There are things in this life that I don’t understand. As much as i like to be portrayed as an all knowing oracle of knowledge, I will hold my hands up right now and admit to not knowing about quite a lot of things (and I really do like to be thought of as an all knowing oracle). One of these things is quantum physics. Another is fashion. The only difference between the two is that, if I wanted to, I’m sure I could learn about and understand quantum physics. You just can’t do that with fashion.
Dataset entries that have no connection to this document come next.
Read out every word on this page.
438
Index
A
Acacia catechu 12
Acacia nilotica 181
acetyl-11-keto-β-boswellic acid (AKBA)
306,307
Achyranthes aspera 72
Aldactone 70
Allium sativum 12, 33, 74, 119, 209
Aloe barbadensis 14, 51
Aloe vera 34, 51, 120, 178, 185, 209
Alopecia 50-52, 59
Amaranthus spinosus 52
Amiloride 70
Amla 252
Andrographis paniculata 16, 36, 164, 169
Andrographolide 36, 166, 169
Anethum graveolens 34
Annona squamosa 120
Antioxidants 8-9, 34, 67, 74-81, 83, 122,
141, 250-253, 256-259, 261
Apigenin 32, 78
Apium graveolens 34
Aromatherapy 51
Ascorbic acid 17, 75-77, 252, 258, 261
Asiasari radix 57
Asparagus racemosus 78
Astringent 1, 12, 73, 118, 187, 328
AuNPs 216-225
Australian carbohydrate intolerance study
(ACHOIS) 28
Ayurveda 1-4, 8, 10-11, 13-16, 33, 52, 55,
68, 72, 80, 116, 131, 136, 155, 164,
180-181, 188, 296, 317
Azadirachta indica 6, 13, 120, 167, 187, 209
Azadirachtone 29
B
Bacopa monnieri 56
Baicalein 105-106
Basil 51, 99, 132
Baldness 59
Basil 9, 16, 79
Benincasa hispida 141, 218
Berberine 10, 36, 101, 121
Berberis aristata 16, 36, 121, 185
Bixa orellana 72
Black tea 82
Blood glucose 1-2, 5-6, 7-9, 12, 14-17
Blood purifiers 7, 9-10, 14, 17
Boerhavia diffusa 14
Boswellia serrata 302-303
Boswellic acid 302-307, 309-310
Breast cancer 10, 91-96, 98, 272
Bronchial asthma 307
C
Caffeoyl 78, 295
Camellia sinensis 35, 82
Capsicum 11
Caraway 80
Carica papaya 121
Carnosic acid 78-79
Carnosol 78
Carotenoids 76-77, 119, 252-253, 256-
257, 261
It’s not like fashion is impossible to learn about, I’m sure many people do learn about it and understand it. It’s just that the idea of what’s fashionable and trendy is absolutely baffling to me. I get the mechanics of it all, sure, but the trends that spring into prevalence are so horrifyingly confusing as to how this ever became a thing that I just don’t know how I would ever be able to get my head around them. So, in the spirit of sticking with things I do best, here are my most hated “Fashion Trends” currently. Honestly, i can’t believe people actually wear these things. What happened to the human race?
Half Shaved Heads
This isn’t just for women, on no account should anyone have half of their hair shaved off whilst the other side grows long. This is exactly the kind of thinking that led to the Mullet gaining popularity back in the day. I can’t see there being any need for this kind of hair abuse, what on EARTH did it ever do to you? My hair is one of the most unruly and annoying things known to man and yet still I won’t shave half of it off in a Sweeney Todd-esque quest for hair vengeance. This is hopefully one of those trends that will just pass by if enough people start ignoring it. The best news? We’ll all be laughing when the next trend rolls around and you can’t grow your half shaved mess out fast again so you’re stuck with a ‘do that is “ugh, SO last year!!”
Get out you despicable excuse for a human being, and leave those poor, brutalised chinos on the side before you go. They don’t need a cuff, they aren’t a track suit. Wearing a pair of chinos is meant to be a smart-casual mix that allows you to look a little more respectable than the nylon masses. Stop dicking about with cuffs and grow up.
Sunglasses In Darkness
This would be an awesome name for a rock band. Unfortunately too many idiots are wearing sunglasses at night or inside. Two places where, funnily enough, you don’t tend to need sunglasses. Sort this out before I’m forced to take action…
There is no reason that you should have ANY form of hat on indoors you uncultured heathen. Hats are outerwear, so when you get inside just take it off like a respectable gentleman.
Also, take the sticker off of your baseball caps. You look ridiculous.